Roadmap
What we have built, what is working now, and what comes next.
Completed
DroneOS SDK
2025Custom C++ drone control library built on ROS 2 and PX4 Autopilot. High-level APIs for flight control, state tracking, and multi-drone coordination. CLI and Python API for programmatic access. Docker-based deployment for simulation and real hardware.
Real Hardware Deployment
2025Deployed on custom X500 airframe with Pixhawk flight controller and Raspberry Pi 5 companion computer. Cloud-to-drone communication over 4G via Tailscale VPN. Production Docker containers on the companion computer.
Autonomous AI Dispatch (Simulation)
2026Integrated OpenClaw AI agent for autonomous fleet command in PX4 SITL. AI receives emergency incidents, evaluates live fleet status, selects the optimal drone, and flies it with no human pilot. Incident to airborne in about 10 seconds, with multi-drone coordination and a real-time web command center.
Next, Simulation
Object Detection in Simulation
Connect the object detection pipeline to simulated camera feeds. Drone sees something in Gazebo, detection runs, agent reacts. Infrastructure exists, but it still needs workflow integration.
Multi-Drone Coordination
Move beyond basic multi-drone dispatch to obstacle avoidance and airspace deconfliction. Requires virtual sensors and coordination logic after single-drone object detection is working.
Next, Framework
Modular Plugin Architecture
Restructure DroneOS into swappable modules for flight stack adapters, perception backends, and AI integrations.
Rust Rewrite
Rewrite the core SDK in Rust for safety, performance, and more modern tooling around a flight-critical codebase.

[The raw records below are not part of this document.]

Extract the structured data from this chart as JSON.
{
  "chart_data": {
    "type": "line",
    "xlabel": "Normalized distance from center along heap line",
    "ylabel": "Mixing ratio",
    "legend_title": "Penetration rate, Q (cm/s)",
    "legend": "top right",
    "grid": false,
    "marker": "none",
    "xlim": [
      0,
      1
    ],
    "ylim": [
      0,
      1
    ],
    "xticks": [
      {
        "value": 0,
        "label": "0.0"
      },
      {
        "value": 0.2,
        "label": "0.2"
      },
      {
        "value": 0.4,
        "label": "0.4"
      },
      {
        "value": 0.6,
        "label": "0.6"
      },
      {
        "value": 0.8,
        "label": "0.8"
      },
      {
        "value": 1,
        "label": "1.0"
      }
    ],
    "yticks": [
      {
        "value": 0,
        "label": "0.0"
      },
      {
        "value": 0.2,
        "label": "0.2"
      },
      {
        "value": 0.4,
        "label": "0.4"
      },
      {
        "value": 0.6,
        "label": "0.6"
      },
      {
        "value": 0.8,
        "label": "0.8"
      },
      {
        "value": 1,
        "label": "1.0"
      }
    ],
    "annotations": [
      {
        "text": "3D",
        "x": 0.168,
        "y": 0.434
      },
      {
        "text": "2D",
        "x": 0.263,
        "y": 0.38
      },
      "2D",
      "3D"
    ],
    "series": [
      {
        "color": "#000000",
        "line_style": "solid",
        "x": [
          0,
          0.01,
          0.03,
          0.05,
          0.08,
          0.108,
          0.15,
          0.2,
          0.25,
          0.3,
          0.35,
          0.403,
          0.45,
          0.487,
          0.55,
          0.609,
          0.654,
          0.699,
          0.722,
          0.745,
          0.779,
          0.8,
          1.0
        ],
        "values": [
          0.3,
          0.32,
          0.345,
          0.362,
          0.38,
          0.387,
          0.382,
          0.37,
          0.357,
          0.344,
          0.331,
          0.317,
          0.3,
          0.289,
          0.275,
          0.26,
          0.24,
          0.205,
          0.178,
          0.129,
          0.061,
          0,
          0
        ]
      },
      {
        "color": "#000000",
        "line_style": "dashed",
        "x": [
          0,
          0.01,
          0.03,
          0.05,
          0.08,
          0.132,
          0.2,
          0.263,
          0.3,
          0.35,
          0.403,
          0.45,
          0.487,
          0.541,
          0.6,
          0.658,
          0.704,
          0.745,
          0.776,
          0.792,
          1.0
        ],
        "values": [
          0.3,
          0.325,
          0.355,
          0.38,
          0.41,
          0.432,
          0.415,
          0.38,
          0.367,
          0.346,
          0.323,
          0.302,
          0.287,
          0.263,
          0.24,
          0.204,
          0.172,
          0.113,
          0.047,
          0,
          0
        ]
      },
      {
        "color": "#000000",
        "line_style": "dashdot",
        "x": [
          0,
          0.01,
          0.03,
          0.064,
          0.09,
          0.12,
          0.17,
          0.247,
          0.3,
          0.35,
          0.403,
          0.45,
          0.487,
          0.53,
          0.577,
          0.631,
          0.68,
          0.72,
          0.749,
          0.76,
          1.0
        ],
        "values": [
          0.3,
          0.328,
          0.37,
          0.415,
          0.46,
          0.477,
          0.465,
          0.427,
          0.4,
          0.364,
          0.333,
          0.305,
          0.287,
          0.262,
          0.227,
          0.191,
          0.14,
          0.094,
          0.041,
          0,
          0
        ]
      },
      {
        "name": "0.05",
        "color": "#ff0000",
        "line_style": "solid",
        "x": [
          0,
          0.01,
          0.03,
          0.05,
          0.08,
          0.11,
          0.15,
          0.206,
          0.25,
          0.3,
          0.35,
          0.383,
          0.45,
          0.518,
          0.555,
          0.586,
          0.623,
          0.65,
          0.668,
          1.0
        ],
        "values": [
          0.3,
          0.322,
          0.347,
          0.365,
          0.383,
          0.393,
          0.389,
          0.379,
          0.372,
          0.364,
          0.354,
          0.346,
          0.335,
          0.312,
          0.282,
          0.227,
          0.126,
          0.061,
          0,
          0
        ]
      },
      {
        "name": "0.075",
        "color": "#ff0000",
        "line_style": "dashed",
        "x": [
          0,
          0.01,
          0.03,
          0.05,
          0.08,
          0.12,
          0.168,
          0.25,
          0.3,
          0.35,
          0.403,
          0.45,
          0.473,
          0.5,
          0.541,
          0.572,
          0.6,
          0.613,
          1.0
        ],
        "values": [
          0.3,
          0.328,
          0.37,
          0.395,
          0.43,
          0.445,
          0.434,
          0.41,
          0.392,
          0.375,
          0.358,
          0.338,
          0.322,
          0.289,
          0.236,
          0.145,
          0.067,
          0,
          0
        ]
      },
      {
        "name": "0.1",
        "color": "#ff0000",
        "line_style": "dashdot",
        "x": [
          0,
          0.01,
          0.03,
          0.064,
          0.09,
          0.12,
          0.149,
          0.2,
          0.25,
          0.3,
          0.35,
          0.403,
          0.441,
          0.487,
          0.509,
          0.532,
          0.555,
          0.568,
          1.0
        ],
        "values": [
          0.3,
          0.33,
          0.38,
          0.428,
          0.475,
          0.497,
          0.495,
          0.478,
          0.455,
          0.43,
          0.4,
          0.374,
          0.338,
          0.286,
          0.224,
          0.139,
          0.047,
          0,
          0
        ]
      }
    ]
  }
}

Multi-Flight-Stack Support
Abstract the flight stack layer so DroneOS can support PX4 today and additional autopilots later without rewriting the control layer.
Developer Experience
Expand documentation, quickstarts, and tooling so developers outside the project can get value without deep ROS 2 and PX4 knowledge.
Next, Hardware
4G Reliability for AI Dispatch
Validate the full AI dispatch loop over cellular on real hardware, not just basic drone control over Tailscale VPN.
Object Detection on Real Hardware
Take the Coral Edge TPU setup beyond example inference into real model tuning and live integration with the drone agent.
Obstacle Avoidance Sensors
Add dedicated sensors for obstacle detection in real-world flight, likely through a mix of range, lidar, and computer vision approaches.